Calon Gubernur Jakarta, Pramono Anung, menarik perhatian publik dengan komitmennya menjaga keindahan ruang publik. Ia secara tegas menyatakan keinginan agar tidak ada lagi atribut parpol di flyover Jakarta. Langkah ini diambil untuk memastikan estetika kota tetap terjaga, terutama di jalur-jalur protokol yang menjadi wajah ibu kota.
Pentingnya Estetika Kota Tanpa Atribut Politik
Jakarta sering kali dipenuhi oleh bendera, baliho, hingga spanduk politik saat memasuki musim pemilihan. Namun, keberadaan atribut parpol di flyover Jakarta sering kali dianggap mengganggu pemandangan dan merusak keindahan arsitektur kota.
Pramono Anung menilai bahwa ruang publik seperti jembatan layang (flyover) dan jembatan penyeberangan orang (JPO) harus bebas dari alat peraga kampanye. Selain masalah visual, pemasangan atribut yang sembarangan juga berpotensi membahayakan keselamatan pengguna jalan. Oleh karena itu, ia mengimbau para pendukungnya untuk lebih tertib dalam memasang media sosialisasi.
Alasan Keamanan dan Ketertiban Umum
Selain faktor keindahan, alasan utama pelarangan atribut parpol di flyover Jakarta adalah faktor keamanan. Spanduk yang terpasang kurang kokoh sering kali terlepas dan menutupi pandangan pengendara motor atau mobil.
-
Risiko Kecelakaan: Bendera yang jatuh ke jalan dapat menyebabkan pengendara kehilangan kendali.
-
Kerusakan Fasilitas: Pemasangan dengan kawat atau paku dapat merusak pagar pembatas jalan.
-
Kebersihan: Atribut yang sudah usang sering kali menjadi sampah visual yang terbengkalai.
Pramono menekankan bahwa kampanye yang efektif tidak harus mengotori kota. Ia percaya bahwa masyarakat kini lebih cerdas dalam menilai calon pemimpin berdasarkan gagasan, bukan sekadar banyaknya bendera di pinggir jalan.

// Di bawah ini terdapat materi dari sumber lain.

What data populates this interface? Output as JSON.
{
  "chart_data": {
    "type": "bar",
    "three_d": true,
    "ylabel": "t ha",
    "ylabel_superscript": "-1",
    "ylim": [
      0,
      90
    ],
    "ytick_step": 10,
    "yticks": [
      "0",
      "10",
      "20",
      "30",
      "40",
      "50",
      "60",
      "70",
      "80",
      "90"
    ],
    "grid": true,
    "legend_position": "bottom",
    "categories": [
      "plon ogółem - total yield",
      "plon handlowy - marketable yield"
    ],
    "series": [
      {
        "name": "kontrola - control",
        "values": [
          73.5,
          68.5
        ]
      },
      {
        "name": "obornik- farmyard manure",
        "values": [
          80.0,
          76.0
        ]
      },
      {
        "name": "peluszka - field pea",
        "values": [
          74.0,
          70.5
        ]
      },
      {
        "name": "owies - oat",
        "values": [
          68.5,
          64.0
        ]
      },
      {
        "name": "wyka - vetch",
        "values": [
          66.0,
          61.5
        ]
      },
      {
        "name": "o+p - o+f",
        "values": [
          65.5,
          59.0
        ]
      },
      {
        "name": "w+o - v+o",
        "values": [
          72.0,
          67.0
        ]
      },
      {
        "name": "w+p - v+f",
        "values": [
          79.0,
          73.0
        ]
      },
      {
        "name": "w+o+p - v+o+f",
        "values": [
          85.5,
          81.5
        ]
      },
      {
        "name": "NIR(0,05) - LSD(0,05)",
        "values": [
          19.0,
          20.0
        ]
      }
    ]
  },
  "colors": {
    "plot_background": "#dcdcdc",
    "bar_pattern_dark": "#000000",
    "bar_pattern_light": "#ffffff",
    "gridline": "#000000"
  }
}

Alternatif Kampanye Kreatif dan Digital
Sebagai solusi atas pelarangan atribut parpol di flyover Jakarta, Pramono menyarankan penggunaan media yang lebih ramah lingkungan. Kampanye digital melalui media sosial atau pertemuan tatap muka dianggap lebih efektif dan minim polusi visual.
Selain itu, ia mendorong penggunaan alat peraga kampanye (APK) pada titik-titik yang memang sudah ditentukan oleh KPU dan Bawaslu. Dengan mengikuti aturan yang ada, proses demokrasi dapat berjalan beriringan dengan upaya menjaga kebersihan lingkungan.
Komitmen Menjaga Wajah Baru Jakarta
Pramono Anung ingin membawa perubahan pada cara berpolitik di Jakarta. Ia berharap langkah ini diikuti oleh kontestan lain agar Jakarta tetap cantik dan nyaman bagi warganya. Menurutnya, menghormati ruang publik adalah bentuk penghormatan kepada warga Jakarta itu sendiri.
Masyarakat memberikan respons positif terhadap rencana pembersihan atribut parpol di flyover Jakarta ini. Warga berharap kebijakan ini benar-benar terlaksana secara konsisten, tidak hanya saat masa kampanye tetapi juga setelah pemilu berakhir.